On Jan. 6, 2023, the U.S. Food and Drug Administration (FDA) gave Accelerated Approval to Leqembi™ (lecanemab-irmb – Eisai/Biogen) injection. By breaking apart amyloid beta plaques in the brain, it targets underlying protein deposits to treat Alzheimer’s disease. The recommended dosage is 10 mg/kg, administered as an intravenous (IV) infusion once every two weeks. Eisai plans a launch of Leqembi during or before the week of Jan. 23, 2023, exclusively through Soleo Health. The annual wholesale acquisition cost (WAC) will be about $26,500 for a patient who weighs 74kg (163 pounds). For complete prescribing information, look here.
u At a Glance
- Brand Drug: Leqembi (lecanemab-irmb)
- Manufacturer: Eisai and Biogen
- Date Approved: Jan. 6, 2023
- Indication: to treat Alzheimer’s disease
- Dosage Forms Available: Singe-dose 500mg/5mL and 200mg/2mL vials of solution for dilution and IV infusion
- Launch Date: It will be available during or before the week of Jan. 23, 2023.
- Estimated Annual Cost: Approximately $26,500 per year for a person of average weight (74kg)
- The most prevalent type of dementia, Alzheimer’s disease is estimated by the Alzheimer’s Association to affect about six million people in the United States and diagnoses are expected to double over the next 30 years.
- Although onset may be earlier for some individuals, Alzheimer’s disease symptoms generally begin around age 65 years with forgetfulness and trouble making decisions. Over several years, brain function gradually deteriorates — leading to increased cognition difficulties, behavioral changes, and physical symptoms. Patients in advanced stages are unable to care for themselves.
- For reasons that are not understood, Alzheimer’s disease is caused by abnormal protein deposits in the brain. Accumulations of proteins known as amyloid beta plaques, damage brain cells, and blood vessels. Tau proteins, which also build up in the brains of patients who have Alzheimer’s disease, twist nerve cells into distinctive “tangles”.
- Available drugs, such as donepezil and memantine, primarily relieve symptoms of Alzheimer’s disease.
- Prior to starting therapy with Leqembi, a recent brain MRI (within one year) should be evaluated for pre-existing amyloid-related imaging abnormalities (ARIA). After that, an MRI should be obtained before the fifth, seventh, and 14th infusions. If radiographic evidence of ARIA is observed, further recommendations are based on the type, severity, and presence or absence of symptoms to determine the best course of action.
- In a double-blind, placebo-controlled study of 856 patients with mild cognitive impairment or the mild dementia stage of Alzheimer’s disease, researchers found that treatment with lecanemab (10 mg/kg every two weeks) significantly reduced amyloid beta plaque in the brains of actively treated patients from baseline to week 79 compared to patients in the placebo arm.
- Aduhelm® (aducanumab-avwa – Biogen/Eisai) was the first amyloid beta monoclonal antibody to receive Accelerated Approval in June 2021 for treating Alzheimer’s disease.
- Lilly’s donanemab, another amyloid beta monoclonal antibody, also is under FDA review to treat Alzheimer’s disease.

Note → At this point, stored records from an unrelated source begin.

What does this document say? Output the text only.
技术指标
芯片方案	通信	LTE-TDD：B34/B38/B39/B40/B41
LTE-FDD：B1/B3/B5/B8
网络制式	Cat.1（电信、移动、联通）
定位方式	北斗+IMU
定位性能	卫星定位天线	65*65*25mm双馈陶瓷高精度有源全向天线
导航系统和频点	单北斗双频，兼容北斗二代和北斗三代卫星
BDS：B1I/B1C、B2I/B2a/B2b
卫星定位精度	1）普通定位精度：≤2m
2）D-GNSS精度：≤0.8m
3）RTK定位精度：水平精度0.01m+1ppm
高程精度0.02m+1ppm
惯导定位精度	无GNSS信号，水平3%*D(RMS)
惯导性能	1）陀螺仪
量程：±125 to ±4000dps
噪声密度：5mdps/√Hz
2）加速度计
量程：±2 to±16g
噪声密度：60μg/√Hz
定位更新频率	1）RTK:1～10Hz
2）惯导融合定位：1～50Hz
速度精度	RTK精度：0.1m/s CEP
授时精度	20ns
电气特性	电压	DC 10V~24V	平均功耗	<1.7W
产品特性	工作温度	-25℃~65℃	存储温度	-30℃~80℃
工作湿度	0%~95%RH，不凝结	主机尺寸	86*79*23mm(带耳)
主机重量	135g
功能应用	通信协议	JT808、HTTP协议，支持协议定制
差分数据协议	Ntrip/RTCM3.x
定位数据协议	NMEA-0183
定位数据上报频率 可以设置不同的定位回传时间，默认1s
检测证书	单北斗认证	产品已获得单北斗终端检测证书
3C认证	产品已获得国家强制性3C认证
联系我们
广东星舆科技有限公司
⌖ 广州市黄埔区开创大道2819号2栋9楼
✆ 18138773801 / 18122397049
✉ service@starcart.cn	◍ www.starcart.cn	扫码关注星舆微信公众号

While the FDA action date has not been disclosed, a decision for Accelerated Approval is expected in early 2023.
- Under the terms of its Accelerated Approval policy, the FDA requires additional clinical study results to prove that Leqembi actually provides a clinical benefit for treating Alzheimer’s disease.
- Eisai recently published early data from their large global confirmatory Phase 3 clinical trial, called Clarity AD. The company plans to file a Supplemental Biologics License Application (sBLA) with the FDA for formal (traditional) approval. If traditional FDA approval is granted later this year, it could trigger coverage by Medicare.